The large vote is seen on the island as a counterpunch to an official Bush administration document that advocates the overthrow of the Cuban government and the reinstatement of the system prior to the 1959 revolution. Back then, according to Cuban Parliament President Ricardo Alarcon, voting was a privilege instead of a right and gangsters allied to the US government decided who would be the candidates.
Fidel Castro initiated his words at the Havana Convention Center with the latest voting information before continuing his analysis and denunciation of the presence in the United States of the notorious international terrorist Luis Posada Carriles.

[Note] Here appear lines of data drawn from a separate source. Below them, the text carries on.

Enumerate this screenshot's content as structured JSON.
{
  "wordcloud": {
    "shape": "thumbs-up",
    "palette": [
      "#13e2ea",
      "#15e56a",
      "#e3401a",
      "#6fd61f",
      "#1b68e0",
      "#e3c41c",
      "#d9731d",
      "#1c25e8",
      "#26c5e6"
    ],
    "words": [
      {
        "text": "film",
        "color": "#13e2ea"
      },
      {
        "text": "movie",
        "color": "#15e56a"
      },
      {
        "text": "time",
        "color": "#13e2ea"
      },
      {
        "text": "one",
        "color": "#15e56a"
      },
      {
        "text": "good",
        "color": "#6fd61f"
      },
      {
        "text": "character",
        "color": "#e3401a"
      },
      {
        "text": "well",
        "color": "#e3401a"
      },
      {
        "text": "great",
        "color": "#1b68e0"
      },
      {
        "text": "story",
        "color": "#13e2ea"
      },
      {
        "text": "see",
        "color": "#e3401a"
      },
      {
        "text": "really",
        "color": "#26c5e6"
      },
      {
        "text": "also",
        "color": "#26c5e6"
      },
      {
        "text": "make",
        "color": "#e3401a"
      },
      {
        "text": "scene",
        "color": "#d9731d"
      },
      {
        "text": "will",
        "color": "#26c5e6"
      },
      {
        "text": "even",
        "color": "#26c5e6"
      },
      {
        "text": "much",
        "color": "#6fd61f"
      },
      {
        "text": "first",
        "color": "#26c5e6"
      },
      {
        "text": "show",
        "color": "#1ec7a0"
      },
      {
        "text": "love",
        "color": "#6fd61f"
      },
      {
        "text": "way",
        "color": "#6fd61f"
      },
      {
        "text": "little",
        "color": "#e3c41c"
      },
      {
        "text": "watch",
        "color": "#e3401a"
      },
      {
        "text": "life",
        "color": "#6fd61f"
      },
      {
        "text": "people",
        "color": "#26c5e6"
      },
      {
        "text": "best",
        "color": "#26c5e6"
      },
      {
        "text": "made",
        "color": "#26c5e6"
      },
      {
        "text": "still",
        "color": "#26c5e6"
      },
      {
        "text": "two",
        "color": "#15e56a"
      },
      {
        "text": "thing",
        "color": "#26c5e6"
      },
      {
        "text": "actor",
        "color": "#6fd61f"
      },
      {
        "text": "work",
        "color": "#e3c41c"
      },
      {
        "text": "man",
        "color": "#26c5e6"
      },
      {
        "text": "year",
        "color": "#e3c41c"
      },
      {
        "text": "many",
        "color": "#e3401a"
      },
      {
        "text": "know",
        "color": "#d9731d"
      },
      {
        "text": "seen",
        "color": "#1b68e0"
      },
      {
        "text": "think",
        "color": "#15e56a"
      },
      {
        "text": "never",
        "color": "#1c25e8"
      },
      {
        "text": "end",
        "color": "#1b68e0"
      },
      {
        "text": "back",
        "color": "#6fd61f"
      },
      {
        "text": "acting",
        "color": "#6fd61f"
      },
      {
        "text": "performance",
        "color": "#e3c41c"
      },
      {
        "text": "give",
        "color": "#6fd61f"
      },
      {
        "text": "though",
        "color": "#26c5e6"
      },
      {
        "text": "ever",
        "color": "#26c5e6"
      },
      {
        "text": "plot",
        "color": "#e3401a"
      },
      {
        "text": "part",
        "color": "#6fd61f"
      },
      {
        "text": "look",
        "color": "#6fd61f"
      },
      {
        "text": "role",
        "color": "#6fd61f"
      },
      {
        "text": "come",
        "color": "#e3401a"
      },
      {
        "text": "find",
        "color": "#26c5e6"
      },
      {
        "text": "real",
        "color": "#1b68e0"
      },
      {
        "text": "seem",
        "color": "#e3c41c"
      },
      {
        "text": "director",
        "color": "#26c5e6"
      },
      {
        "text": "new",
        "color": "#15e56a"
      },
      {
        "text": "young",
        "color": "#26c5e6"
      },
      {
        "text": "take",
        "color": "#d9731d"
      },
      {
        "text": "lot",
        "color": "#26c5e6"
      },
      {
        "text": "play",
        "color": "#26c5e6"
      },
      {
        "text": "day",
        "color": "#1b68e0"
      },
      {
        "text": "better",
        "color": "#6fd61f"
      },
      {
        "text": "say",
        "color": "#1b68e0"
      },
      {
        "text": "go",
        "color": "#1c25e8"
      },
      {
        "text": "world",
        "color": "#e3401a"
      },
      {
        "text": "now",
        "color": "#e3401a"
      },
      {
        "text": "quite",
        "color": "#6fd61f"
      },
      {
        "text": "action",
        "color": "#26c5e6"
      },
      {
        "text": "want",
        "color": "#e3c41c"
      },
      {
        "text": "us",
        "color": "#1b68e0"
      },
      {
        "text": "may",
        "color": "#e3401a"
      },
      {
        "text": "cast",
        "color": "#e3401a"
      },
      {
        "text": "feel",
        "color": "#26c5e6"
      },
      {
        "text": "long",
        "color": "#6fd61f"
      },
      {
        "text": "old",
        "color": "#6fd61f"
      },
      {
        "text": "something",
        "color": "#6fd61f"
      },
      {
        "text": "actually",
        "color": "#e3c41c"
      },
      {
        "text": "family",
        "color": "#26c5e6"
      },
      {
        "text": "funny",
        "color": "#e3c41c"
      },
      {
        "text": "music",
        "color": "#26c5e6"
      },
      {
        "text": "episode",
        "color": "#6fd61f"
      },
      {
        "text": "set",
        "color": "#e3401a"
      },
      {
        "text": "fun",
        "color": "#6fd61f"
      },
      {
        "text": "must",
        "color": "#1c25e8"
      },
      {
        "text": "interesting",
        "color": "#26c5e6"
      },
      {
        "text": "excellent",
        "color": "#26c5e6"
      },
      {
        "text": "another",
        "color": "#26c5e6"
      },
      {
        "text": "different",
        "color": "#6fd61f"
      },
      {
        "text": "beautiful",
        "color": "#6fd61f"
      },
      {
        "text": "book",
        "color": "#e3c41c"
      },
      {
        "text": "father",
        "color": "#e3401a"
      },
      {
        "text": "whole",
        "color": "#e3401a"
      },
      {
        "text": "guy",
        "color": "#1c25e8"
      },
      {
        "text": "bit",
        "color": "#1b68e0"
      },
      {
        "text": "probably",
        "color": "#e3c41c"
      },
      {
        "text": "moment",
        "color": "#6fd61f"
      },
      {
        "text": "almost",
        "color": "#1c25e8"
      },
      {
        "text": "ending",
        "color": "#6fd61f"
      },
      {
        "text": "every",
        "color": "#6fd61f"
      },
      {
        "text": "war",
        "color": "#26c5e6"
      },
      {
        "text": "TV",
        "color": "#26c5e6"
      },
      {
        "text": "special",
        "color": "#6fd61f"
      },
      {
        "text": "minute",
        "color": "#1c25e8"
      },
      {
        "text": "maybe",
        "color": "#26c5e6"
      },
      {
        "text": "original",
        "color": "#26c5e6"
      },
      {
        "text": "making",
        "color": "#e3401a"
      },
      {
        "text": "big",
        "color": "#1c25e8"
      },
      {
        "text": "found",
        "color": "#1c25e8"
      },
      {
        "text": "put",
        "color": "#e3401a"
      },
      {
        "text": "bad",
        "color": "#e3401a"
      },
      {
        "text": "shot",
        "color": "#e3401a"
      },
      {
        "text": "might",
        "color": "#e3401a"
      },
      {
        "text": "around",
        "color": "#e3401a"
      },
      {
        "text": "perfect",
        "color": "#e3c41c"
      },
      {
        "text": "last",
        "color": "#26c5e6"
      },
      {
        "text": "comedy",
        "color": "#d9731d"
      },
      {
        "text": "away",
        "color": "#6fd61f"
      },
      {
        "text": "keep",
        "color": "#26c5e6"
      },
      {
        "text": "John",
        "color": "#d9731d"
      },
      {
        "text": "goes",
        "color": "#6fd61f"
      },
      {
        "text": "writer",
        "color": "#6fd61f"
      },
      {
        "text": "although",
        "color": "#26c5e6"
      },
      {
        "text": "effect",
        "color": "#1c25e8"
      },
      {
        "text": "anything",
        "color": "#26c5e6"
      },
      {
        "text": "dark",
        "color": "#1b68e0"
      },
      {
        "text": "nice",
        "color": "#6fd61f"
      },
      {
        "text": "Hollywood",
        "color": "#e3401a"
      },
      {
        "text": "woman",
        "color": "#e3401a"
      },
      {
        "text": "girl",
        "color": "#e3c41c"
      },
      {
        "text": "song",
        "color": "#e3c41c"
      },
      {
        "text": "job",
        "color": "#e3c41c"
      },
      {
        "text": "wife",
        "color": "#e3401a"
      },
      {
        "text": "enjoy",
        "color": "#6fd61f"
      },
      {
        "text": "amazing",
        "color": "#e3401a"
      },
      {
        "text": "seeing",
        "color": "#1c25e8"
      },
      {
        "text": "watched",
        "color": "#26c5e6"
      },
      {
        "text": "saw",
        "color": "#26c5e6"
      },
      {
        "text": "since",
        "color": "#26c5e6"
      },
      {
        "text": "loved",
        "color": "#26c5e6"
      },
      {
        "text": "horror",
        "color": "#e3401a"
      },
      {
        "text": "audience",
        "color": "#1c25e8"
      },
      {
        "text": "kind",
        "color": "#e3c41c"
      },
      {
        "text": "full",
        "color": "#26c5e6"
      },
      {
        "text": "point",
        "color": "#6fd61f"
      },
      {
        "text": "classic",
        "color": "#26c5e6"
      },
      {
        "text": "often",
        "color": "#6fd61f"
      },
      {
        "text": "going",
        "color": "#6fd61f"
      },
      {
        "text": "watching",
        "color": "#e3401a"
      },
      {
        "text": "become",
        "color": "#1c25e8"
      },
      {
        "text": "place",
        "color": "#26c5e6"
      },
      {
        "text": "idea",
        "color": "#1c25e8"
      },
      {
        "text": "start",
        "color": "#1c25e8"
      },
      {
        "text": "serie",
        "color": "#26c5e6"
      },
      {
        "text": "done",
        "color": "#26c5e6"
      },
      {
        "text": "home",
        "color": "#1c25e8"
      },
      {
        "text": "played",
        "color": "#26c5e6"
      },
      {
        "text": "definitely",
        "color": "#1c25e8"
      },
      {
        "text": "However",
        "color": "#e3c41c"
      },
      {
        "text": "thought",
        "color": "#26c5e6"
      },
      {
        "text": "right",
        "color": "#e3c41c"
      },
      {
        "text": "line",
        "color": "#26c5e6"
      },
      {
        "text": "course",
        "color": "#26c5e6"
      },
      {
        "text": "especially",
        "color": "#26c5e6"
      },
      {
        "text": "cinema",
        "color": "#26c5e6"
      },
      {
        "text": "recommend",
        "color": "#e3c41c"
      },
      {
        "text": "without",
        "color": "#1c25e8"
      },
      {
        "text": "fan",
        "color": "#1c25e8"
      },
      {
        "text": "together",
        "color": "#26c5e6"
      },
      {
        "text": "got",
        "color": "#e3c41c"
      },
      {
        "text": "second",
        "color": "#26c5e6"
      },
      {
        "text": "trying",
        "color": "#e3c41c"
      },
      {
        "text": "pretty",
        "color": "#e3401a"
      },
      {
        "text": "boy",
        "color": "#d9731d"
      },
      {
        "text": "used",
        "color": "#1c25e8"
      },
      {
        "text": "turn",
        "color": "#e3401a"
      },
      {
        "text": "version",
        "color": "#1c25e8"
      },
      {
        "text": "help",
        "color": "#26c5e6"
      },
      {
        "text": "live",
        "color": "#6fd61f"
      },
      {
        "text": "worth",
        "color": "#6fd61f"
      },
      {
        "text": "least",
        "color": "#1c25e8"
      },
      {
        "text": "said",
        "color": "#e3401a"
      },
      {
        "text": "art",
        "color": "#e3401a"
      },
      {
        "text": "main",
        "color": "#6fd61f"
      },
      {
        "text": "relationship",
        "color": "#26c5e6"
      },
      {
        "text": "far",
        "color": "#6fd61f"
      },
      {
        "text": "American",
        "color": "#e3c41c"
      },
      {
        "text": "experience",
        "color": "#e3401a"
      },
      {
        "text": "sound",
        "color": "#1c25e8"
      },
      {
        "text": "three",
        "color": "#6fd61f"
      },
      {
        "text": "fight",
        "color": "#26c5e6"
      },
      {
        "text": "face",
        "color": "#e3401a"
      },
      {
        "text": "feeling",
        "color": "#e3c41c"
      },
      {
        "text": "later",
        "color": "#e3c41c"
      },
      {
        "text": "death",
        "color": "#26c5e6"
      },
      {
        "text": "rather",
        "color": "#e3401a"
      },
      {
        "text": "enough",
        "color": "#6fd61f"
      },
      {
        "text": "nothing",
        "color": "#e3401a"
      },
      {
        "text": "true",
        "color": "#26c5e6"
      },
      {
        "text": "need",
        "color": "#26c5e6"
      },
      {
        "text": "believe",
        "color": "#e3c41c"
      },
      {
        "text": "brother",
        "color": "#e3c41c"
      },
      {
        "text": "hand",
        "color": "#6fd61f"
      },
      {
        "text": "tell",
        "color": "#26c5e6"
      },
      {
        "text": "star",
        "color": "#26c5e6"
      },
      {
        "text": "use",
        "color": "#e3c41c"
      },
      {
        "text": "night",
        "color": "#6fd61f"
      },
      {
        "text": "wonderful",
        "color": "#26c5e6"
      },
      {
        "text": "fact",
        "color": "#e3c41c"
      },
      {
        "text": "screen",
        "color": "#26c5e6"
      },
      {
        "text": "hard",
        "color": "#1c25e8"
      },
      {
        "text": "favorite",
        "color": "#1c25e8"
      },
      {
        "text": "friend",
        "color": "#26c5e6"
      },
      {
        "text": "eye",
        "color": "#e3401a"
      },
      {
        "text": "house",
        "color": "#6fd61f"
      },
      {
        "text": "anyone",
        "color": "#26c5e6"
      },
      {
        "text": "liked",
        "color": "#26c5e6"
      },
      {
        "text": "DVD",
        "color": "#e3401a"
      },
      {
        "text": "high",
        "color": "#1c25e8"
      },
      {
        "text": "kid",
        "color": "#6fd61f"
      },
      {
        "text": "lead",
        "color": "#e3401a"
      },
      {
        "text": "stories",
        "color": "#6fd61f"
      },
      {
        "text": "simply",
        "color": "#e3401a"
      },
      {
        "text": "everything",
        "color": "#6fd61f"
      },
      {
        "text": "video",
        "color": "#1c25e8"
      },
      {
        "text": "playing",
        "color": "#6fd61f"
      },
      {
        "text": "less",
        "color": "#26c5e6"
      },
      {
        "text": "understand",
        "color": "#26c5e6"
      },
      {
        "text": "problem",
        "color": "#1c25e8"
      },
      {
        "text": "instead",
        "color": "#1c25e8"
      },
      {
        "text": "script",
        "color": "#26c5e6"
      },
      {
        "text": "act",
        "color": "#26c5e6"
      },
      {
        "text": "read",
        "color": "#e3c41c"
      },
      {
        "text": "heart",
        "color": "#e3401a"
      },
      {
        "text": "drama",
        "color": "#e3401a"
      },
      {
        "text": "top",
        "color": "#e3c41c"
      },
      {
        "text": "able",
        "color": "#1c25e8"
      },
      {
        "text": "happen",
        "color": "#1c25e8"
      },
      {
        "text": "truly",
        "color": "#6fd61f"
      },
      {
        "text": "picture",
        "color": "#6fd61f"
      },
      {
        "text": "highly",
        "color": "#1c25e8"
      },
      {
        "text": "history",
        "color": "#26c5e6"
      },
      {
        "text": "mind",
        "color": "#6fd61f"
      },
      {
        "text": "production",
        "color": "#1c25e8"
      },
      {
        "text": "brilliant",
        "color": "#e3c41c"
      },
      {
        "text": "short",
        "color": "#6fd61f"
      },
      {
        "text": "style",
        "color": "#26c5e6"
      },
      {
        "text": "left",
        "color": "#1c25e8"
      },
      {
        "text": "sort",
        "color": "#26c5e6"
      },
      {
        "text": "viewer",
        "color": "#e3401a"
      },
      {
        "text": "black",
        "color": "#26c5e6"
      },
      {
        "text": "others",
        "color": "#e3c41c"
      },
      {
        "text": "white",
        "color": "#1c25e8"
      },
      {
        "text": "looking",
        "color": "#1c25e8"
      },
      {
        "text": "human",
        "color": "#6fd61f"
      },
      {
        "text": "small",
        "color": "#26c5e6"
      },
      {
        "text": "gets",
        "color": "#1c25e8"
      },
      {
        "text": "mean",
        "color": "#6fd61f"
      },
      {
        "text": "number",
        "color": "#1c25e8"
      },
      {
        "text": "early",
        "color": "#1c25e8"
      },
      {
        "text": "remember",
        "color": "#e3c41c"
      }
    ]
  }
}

Well this news should make Jimmy Carter & Senator Dodd very happy
Ole Sad-dam got 99%+, as I recall.
Cuba, I believe, is on our to-do list, right after our urgent problems get resolved.
John Kerry just ran in front of a camera and said "And if only the same number of voters who could fit in Lambert Field changed their votes, I'd be President!"
New meaning to the "Vote or Die" mantra of the left huh?
In other news.... There has been a sudden decrease of about 8% in the population of Cuba...
wow what a coincidence!
Castro needs to work on his popularity then. He's a loser compared to Saddam.
I think Saddam got 99%.
Poor Cubans -- no freedom there.
Period.
Lends new meaning to the leftist liberals cry here of , "vote, or die" in Cuba it is for real.
92.09 Total
92.00 Castro
00.09 Hanging Chads !!! ;-))
A U.S.-made vintage car drives past the Russian Embassy in Havana, April 12, 2005. Little recalls the heyday of Soviet-era ties with Havana in the empty corridors of the massive concrete building that once was teeming with diplomats. Moscow's effort to revive trade with its oldest partner in Latin America have made scant headway, bogged down by Cuba's large debt to the former Soviet Union and persistent Cuban acrimony over the demise of Eastern bloc communism. PICTURE TAKEN APRIL 12 REUTERS/Claudia Daut/FEATURE/CUBA-RUSSIA
Thats funny, I'm also pretty sure she didn't vote this year.
ping
92 percent voted--or else!
Yes. They just love the supreme leader for life.